As they’ve repeated dozens of times, NJIT’s team “driver” at the competition shoved down a plunger in the timer box, raising the level of hydrochloric acid so that it would react with the magnesium undress, and turned a switch to embark the car, completing the circuit inbetween the battery and the timer, thus supplying power to the motor.

But despite their confidence – and months of practice – the team got off to a harrowing begin in the very first round. The car shot several meters past the finish line, landing NJIT in 19th place – and a quandary. “It was nerve wracking – we didn’t know what went wrong,” recalled Thomas Reardon ’17, of Lincoln Park. And so they huddled.

“It all came down to a group decision about what switch to make to the hydrochloric acid concentration in our timing mechanism,” Reardon added. “We determined to make it slightly stronger – one-quarter of a milliliter of hydrochloric acid – so that it would break the magnesium unclothe earlier.”

“This is a difference so petite that an error can occur when pouring,” commented Nick Gorlewski ‘17, of Old Bridge, who helped with the calculations.

And then there was the torturous wait as they observed the eighteen teams that had bested them in the very first round make their runs. “There was pleading – and some tears, mostly internal,” exposed co-captain Sohui Park ’17, of Little Ferry.

The difference in the degree of competition inbetween the regional and championship round can be summed up in a single centimeter, Reardon said, noting, “The second-place winner, Georgia Tech, finished thirteen centimeters from the finish line.” KAIST, from South Korea, took very first place.

What powered the Lead Tank to NJIT history?

Reginald Tomkins, a professor of chemical engineering and a co-adviser of the team along with Angelo Perna, also a chemical engineering professor, cited practice and rigorous self-scrutiny.

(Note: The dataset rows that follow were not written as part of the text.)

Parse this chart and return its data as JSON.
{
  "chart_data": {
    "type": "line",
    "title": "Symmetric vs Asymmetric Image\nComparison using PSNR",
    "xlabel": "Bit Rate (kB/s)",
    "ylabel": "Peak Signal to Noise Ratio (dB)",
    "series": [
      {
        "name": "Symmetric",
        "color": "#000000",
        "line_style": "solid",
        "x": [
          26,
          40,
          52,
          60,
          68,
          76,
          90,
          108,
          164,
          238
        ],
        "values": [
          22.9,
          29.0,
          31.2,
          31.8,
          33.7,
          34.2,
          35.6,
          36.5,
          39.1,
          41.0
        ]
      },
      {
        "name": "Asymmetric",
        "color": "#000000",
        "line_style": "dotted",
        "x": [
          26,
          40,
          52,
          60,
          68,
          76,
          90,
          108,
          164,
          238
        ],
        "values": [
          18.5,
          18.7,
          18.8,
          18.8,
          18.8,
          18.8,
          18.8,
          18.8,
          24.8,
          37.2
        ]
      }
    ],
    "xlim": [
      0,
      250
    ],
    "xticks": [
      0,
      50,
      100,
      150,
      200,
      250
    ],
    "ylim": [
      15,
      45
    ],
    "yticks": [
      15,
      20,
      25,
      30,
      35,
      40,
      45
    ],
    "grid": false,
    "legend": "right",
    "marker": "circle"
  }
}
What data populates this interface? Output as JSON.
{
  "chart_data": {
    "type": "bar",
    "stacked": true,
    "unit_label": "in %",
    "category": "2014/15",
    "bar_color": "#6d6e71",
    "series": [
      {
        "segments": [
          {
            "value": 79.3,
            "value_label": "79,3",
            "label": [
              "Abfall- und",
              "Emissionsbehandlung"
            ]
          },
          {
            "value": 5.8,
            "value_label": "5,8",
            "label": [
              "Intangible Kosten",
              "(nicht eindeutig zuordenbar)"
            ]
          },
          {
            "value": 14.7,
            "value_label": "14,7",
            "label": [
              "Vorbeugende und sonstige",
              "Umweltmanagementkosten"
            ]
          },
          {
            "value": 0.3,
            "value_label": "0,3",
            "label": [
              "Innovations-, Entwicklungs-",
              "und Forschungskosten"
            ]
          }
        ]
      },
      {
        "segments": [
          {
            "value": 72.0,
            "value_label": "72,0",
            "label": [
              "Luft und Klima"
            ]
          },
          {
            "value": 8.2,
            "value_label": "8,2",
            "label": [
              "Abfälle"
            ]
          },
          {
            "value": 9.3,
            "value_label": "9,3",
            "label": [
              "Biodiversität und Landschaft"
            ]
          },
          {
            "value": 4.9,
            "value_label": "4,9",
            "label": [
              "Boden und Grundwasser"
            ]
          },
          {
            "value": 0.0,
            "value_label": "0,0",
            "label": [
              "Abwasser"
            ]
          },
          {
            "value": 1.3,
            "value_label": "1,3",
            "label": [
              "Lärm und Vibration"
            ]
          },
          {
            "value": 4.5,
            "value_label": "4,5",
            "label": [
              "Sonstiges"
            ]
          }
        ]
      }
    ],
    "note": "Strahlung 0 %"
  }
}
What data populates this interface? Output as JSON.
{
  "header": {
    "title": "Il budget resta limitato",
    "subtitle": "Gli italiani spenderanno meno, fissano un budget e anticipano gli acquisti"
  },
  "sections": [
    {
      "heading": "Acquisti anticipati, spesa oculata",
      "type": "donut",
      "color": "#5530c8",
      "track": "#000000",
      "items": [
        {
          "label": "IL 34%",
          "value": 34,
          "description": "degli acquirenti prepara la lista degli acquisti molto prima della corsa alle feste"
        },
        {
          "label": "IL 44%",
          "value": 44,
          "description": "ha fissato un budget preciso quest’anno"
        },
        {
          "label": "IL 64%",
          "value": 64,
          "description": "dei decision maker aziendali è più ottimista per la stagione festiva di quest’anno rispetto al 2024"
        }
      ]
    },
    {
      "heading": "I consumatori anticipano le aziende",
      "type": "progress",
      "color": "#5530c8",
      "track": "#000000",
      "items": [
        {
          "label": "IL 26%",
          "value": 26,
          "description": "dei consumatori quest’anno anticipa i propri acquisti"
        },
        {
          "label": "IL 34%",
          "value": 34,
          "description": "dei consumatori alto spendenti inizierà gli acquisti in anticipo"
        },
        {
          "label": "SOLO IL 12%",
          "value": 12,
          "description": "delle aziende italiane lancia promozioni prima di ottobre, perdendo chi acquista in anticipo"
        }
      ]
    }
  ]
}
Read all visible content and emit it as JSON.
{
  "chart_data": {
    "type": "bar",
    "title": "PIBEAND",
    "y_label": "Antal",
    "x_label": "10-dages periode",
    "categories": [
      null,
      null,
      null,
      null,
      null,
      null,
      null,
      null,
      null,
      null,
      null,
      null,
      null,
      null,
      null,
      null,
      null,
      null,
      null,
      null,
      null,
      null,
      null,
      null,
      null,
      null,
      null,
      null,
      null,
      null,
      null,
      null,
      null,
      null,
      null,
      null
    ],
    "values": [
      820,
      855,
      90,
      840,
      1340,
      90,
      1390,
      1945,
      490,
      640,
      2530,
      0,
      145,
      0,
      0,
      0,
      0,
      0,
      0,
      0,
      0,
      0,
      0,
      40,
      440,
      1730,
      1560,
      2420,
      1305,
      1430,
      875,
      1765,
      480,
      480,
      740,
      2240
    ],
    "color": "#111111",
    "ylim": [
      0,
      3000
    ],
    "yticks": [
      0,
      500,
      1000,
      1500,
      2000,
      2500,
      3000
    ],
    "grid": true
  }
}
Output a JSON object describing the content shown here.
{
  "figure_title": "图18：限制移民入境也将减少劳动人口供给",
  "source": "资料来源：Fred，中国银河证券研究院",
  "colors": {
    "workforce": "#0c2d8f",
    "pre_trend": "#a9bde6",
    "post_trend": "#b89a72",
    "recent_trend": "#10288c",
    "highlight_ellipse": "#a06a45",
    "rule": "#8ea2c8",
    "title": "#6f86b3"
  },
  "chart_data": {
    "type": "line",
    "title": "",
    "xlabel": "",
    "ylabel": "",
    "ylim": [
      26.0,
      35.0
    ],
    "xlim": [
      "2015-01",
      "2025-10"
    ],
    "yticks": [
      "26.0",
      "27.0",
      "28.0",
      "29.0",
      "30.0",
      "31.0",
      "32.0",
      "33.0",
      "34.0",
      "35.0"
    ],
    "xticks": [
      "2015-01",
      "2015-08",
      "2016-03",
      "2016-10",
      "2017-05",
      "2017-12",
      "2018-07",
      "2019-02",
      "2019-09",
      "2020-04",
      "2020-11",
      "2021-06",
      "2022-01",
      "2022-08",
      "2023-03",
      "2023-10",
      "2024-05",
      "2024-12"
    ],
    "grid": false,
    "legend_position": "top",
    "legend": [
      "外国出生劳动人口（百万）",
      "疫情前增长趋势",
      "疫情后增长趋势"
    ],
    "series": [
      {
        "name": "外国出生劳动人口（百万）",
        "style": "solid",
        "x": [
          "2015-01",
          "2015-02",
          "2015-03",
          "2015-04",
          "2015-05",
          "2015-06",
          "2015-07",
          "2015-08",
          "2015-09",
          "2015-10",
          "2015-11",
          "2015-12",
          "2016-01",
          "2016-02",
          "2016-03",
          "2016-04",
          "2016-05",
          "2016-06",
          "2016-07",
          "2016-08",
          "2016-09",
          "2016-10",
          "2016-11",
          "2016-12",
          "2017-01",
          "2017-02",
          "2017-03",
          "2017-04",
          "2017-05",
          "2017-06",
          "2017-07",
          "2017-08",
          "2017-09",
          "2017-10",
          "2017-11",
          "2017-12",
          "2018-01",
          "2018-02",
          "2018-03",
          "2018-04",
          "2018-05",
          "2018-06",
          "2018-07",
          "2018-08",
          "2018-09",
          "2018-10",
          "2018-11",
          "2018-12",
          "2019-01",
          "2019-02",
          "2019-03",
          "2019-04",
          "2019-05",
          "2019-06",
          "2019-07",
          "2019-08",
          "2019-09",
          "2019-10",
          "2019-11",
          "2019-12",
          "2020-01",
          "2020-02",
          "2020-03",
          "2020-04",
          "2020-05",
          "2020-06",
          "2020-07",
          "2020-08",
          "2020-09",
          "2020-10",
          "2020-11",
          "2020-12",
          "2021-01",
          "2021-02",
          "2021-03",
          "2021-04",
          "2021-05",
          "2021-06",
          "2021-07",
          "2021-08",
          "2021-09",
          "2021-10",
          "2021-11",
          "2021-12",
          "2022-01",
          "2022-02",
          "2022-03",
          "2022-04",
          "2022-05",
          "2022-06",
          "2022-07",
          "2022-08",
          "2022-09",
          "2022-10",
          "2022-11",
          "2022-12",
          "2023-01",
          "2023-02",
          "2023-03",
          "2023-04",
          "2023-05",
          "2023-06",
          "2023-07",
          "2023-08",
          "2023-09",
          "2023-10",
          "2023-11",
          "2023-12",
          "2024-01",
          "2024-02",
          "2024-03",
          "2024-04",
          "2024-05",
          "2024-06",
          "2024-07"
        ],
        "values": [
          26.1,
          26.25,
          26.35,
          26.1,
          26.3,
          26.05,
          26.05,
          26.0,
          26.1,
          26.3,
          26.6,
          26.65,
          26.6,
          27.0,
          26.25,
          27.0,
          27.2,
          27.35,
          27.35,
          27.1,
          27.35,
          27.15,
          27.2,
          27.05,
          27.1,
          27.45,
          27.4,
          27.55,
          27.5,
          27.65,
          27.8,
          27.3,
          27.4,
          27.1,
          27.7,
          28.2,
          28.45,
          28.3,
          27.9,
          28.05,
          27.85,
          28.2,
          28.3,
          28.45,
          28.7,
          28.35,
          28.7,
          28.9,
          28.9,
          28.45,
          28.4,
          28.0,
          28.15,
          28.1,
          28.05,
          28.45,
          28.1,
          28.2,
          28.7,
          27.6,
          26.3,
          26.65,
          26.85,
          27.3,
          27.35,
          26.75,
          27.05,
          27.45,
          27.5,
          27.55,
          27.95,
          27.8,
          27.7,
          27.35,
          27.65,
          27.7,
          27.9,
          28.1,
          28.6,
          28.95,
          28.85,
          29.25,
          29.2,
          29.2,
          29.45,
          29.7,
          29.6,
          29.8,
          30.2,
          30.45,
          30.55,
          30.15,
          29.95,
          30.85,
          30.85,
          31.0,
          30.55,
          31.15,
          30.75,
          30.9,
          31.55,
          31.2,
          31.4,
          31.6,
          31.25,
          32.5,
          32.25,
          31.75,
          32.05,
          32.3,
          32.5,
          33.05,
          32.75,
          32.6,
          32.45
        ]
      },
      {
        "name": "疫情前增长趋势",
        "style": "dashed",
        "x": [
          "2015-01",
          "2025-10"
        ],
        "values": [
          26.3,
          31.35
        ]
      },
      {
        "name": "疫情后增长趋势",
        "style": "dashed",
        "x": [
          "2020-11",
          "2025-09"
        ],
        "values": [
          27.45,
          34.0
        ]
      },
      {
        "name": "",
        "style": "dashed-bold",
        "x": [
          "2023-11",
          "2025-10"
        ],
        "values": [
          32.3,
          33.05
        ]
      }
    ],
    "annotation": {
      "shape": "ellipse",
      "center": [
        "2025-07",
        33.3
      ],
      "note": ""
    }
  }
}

He noted that the team spent the months inbetween the rounds redesigning elements of the car, including the lead plates in the battery, to make it more efficient and powerful.

But he felt another element played a crucial role – team dynamics.

“There have been years when an individual truly takes on the project, but this time there was a good working team,” he said of the squad, which won the Saul K. Fenster Innovation in Design Award at NJIT’s two thousand sixteen Salute to Engineering Excellence.

Can their successors recreate the magic next year? Optimism is high.

“The fresh members of the club had lots of hands-on practice. They helped build the battery that won third place,” Vazquez said.